FOMC政策金利据え置きで金は上昇

 金相場は上昇。FOMC(米連邦公開市場委員会)で政策金利の据え置きを決めたことを受けて買い戻された。

 12月の利上げを視野に入れていることがFOMC声明で示され、金相場は堅調な地合い。米金利の上昇に敏感に反応する金は、1,275ドル前後を維持し、下値の堅さを確認できる動き。さまざまな材料を織り込みながらも、下げ渋っているところを見ると、金は真に強い相場になっている。米国株高でも下げないことも、金の堅調さを示している。

 これまで指摘してきた「株高・金高」の動きが、まさに現れている。

 年末に向かうにつれて、金相場は堅調に推移しやすい傾向があり、特に10月末に買って、2月に売る戦略は勝率がきわめて高くなりやすい。

 また、銀、プラチナ、パラジウムも急伸。特にパラジウムは再び1,000ドルを付けた。地合いは相当強くなっている。

 

在庫減少で非鉄は堅調な動き

 非鉄相場はおおむね堅調。LME(ロンドン金属取引所)在庫はすべての銘柄が減少した。

 アルミは一時2,215ドルまで上昇し、高値を更新したが、その後は値を戻した。2,200ドルを固める動きに移行すれば、さらに相場は上向くことになる。銅は上昇。6,900ドルにある重要なポイントを超えたことで、上昇しやすくなっている。再び7,000ドルを試す動きになる見込み。

 強さが表れているのがニッケルだ。EV(電気自動車)のバッテリー向け需要に期待した買いが入っているもよう。一時1万3,030ドルまで急騰し、2015年6月以来、約2年4カ月ぶりの高値となった。ただ、ニッケルはまだ他銘柄に比べると出遅れている。

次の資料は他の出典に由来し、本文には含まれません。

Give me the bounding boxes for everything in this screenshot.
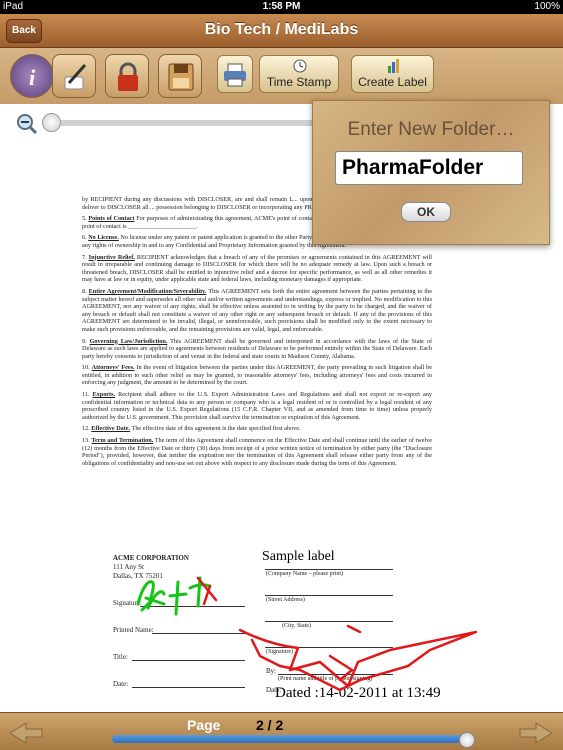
doc-section-number: 10. — [82, 364, 92, 372]
ok-button[interactable]: OK — [401, 202, 451, 222]
doc-section-text: The effective date of this agreement is … — [130, 425, 301, 433]
pen-button[interactable] — [52, 54, 96, 98]
doc-section-text: This AGREEMENT sets forth the entire agr… — [82, 287, 432, 333]
left-title-label: Title: — [113, 653, 128, 661]
doc-section-text: In the event of litigation between the p… — [82, 364, 432, 387]
red-ink-annotation[interactable] — [180, 570, 490, 710]
popup-title: Enter New Folder… — [347, 119, 515, 140]
page-title: Bio Tech / MediLabs — [204, 21, 359, 38]
zoom-slider-track[interactable] — [48, 120, 318, 126]
status-bar: iPad 1:58 PM 100% — [0, 0, 563, 14]
navigation-bar: Back Bio Tech / MediLabs — [0, 14, 563, 48]
doc-section-text: RECIPIENT acknowledges that a breach of … — [82, 253, 433, 284]
chart-icon — [388, 59, 399, 73]
doc-section-heading: No License. — [88, 234, 119, 242]
page-count: 2 / 2 — [256, 717, 284, 733]
doc-section-heading: Entire Agreement/Modification/Severabili… — [88, 287, 207, 295]
clock-icon — [293, 59, 307, 73]
doc-section-heading: Attorneys' Fees. — [91, 364, 135, 372]
save-icon — [168, 63, 194, 91]
doc-section-number: 13. — [82, 437, 92, 445]
print-icon — [224, 63, 246, 87]
battery-level: 100% — [534, 1, 560, 12]
doc-section: 11. Exports. Recipient shall adhere to t… — [82, 391, 432, 421]
print-button[interactable] — [217, 55, 253, 93]
new-folder-popup: Enter New Folder… PharmaFolder OK — [312, 100, 550, 245]
doc-section: 10. Attorneys' Fees. In the event of lit… — [82, 364, 432, 387]
next-page-icon[interactable] — [518, 721, 554, 745]
doc-section-heading: Points of Contact — [88, 215, 135, 223]
doc-section-number: 12. — [82, 425, 92, 433]
doc-section-heading: Term and Termination. — [91, 437, 154, 445]
sample-label: Sample label — [262, 549, 335, 564]
info-button[interactable]: i — [10, 54, 54, 98]
doc-section-number: 9. — [82, 337, 90, 345]
doc-section-text: Recipient shall adhere to the U.S. Expor… — [82, 391, 432, 421]
info-icon: i — [29, 65, 36, 90]
doc-sections: 5. Points of Contact For purposes of adm… — [82, 215, 432, 467]
doc-section: 12. Effective Date. The effective date o… — [82, 425, 432, 433]
save-button[interactable] — [158, 54, 202, 98]
pager-bar: Page 2 / 2 — [0, 712, 563, 750]
page-slider-track[interactable] — [112, 735, 472, 743]
clock: 1:58 PM — [262, 1, 301, 12]
page-label: Page — [187, 717, 221, 733]
zoom-slider-thumb[interactable] — [42, 113, 61, 132]
folder-name-input[interactable]: PharmaFolder — [335, 151, 523, 185]
page-slider-thumb[interactable] — [459, 732, 475, 748]
zoom-out-icon[interactable] — [16, 113, 38, 135]
lock-icon — [118, 62, 138, 91]
doc-section-number: 11. — [82, 391, 93, 399]
acme-name: ACME CORPORATION — [113, 554, 189, 562]
doc-section-heading: Injunctive Relief. — [88, 253, 135, 261]
lock-button[interactable] — [105, 54, 149, 98]
time-stamp-button[interactable]: Time Stamp — [259, 55, 339, 93]
toolbar: i Time Stamp Create Label — [0, 48, 563, 104]
doc-section: 9. Governing Law/Jurisdiction. This AGRE… — [82, 338, 432, 361]
doc-section-heading: Governing Law/Jurisdiction. — [89, 337, 168, 345]
svg-text:i: i — [29, 65, 36, 90]
doc-section-number: 8. — [82, 287, 89, 295]
doc-section: 7. Injunctive Relief. RECIPIENT acknowle… — [82, 254, 432, 284]
create-label-label: Create Label — [358, 75, 427, 89]
doc-section-heading: Effective Date. — [91, 425, 131, 433]
doc-section: 8. Entire Agreement/Modification/Severab… — [82, 288, 432, 334]
pen-icon — [64, 64, 87, 90]
doc-section-number: 7. — [82, 253, 89, 261]
time-stamp-label: Time Stamp — [266, 75, 332, 89]
left-date-label: Date: — [113, 680, 129, 688]
create-label-button[interactable]: Create Label — [351, 55, 434, 93]
doc-section: 13. Term and Termination. The term of th… — [82, 437, 432, 467]
previous-page-icon[interactable] — [8, 721, 44, 745]
doc-section-heading: Exports. — [92, 391, 116, 399]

 亜鉛は3,326ドルまで上昇し、直近高値を更新。上値では売りが出ているが、強い動きに変わりない。鉛はようやく反発して急伸。2,500ドルを超えると、さらに上値を試すことになるだろう。

 中国の10月のPMI(製造業購買担当者景況指数)は前月と同じ51.0にとどまったが、良い内容といえる。今週の材料をこなして、非鉄相場はさらに上値を試すことになるだろう。

 

EIA統計発表後の利益確定売りで、原油は反落

 原油は反落。WTI (ウエスト・テキサス・インターミディエート)原油は一時55.22ドルの高値をつけたが、EIA(米エネルギー情報局)の石油在庫統計の発表後に利益確定の売りが出た。

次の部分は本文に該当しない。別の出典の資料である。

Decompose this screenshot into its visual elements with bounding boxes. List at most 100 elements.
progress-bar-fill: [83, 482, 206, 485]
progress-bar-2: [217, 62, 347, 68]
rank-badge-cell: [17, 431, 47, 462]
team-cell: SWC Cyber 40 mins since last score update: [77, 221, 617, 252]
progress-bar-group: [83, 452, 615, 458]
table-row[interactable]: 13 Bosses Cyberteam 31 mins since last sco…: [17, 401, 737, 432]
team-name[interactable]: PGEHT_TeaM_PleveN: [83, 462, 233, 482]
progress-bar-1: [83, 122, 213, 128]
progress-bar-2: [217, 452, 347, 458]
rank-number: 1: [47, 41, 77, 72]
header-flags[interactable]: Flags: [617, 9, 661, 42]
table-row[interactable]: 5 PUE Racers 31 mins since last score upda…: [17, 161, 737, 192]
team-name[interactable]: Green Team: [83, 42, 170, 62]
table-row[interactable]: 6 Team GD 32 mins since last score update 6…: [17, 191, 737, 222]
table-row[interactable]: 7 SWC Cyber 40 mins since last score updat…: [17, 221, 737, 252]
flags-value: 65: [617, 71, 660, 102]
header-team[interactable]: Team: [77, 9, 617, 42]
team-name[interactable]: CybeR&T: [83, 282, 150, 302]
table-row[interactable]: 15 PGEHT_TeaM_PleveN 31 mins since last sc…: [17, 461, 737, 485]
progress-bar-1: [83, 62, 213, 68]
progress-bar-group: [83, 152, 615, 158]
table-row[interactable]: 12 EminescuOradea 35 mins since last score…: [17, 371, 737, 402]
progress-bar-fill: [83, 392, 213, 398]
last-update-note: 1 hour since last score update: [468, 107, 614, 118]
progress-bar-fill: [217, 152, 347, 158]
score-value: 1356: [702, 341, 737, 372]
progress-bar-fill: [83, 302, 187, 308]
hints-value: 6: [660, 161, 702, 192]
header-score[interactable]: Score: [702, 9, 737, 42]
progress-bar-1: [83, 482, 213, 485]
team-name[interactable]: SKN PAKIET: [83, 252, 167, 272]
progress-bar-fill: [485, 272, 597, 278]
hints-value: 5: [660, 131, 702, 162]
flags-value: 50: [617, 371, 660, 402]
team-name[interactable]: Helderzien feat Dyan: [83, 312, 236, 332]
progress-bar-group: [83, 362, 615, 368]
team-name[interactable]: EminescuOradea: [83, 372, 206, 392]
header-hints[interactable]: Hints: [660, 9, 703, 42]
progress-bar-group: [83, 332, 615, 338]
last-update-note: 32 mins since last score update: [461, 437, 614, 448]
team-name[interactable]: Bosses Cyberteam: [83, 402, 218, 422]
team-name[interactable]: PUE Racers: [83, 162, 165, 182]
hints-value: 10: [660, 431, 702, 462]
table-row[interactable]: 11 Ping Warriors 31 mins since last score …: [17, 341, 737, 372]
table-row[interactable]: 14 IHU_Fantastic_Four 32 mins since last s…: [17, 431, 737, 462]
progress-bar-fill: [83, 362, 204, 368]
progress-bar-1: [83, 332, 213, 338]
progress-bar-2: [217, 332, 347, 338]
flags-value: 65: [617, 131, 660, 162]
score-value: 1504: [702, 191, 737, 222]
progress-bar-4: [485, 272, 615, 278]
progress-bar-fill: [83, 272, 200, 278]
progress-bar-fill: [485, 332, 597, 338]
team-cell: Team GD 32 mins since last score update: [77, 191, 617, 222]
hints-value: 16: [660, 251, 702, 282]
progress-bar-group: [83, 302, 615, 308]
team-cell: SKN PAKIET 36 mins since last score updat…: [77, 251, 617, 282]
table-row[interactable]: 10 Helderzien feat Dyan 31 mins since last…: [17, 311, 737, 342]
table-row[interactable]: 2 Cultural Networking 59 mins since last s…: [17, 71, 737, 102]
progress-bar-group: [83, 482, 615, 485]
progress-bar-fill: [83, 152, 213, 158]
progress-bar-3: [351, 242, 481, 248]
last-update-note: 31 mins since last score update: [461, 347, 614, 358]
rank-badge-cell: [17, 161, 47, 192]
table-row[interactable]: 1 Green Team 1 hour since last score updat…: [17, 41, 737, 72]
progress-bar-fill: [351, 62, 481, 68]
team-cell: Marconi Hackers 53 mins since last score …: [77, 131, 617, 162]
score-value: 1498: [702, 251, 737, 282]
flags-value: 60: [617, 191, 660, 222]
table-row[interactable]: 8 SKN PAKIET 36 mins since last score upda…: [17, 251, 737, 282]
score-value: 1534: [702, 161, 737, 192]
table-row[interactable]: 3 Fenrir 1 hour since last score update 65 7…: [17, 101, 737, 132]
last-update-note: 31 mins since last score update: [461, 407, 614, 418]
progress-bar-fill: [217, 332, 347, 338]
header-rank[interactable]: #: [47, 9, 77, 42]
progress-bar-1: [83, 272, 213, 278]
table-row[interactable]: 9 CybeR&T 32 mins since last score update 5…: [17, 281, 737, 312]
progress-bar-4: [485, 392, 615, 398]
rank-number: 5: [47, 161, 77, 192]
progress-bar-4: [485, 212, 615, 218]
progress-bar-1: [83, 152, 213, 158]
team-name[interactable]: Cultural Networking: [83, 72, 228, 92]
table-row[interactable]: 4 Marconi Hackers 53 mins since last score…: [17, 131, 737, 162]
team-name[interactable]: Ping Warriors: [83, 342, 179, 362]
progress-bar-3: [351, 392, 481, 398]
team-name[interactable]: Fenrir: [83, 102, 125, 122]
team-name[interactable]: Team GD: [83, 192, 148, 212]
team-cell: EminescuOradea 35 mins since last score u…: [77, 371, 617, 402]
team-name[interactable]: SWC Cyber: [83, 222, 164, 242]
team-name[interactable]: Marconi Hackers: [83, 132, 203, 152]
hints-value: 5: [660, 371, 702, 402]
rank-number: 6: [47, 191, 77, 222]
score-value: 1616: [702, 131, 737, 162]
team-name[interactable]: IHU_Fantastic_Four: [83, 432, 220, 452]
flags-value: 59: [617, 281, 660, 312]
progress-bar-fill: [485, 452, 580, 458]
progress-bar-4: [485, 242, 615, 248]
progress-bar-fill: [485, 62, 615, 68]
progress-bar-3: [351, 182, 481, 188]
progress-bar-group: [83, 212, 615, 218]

 10月のOPEC(石油輸出国機構)加盟国の産油量は前月から日量8万バレル減少し、減産順守率も86%から92%に改善したことで買いが入っていた。しかし、上値では短期的な買われすぎ感が意識された可能性がある。

 米国内の原油在庫は前週比240万バレル減だったが、想定ほどではなかったことで売りが優勢になったとみられている。ただし、ガソリン在庫は400万バレル減と、大幅に減少。

 一方、米国内の産油量は日量955万バレルで、前週から5万バレル増加。輸入は55万バレル減少し、輸出は20万バレル増加した。輸出の増加傾向が顕著だ。安いWTI原油を買って、高いブレント原油ベースの市場に輸出することで利益を上げようとする向きが増えているといえる。

 また、ロイターによると、OPEC主導の協調減産の延長で、米国の増産分が相殺されるとの観測から、原油相場は2018年にかけて変動しつつも、上昇する見通しが示された。

 ブレント原油の平均予想価格は、2017年が53.25ドルで、前月予想の52.60ドルから引き上げた。2018年は55.71ドル。

 WTI原油の平均予想価格は、2017年が50.21ドル、2018年は52.50ドル。石油需要の伸びは2018年にかけて、平均日量約150万〜170万バレルと予想されている。主に中国やインドなどアジア諸国の需要がけん引するとみられている。目先のWTI原油は買われすぎになっており、調整が必要だろう。下値を固めたあとは、今後3カ月程度で65ドルから75ドルを試す展開を想定している。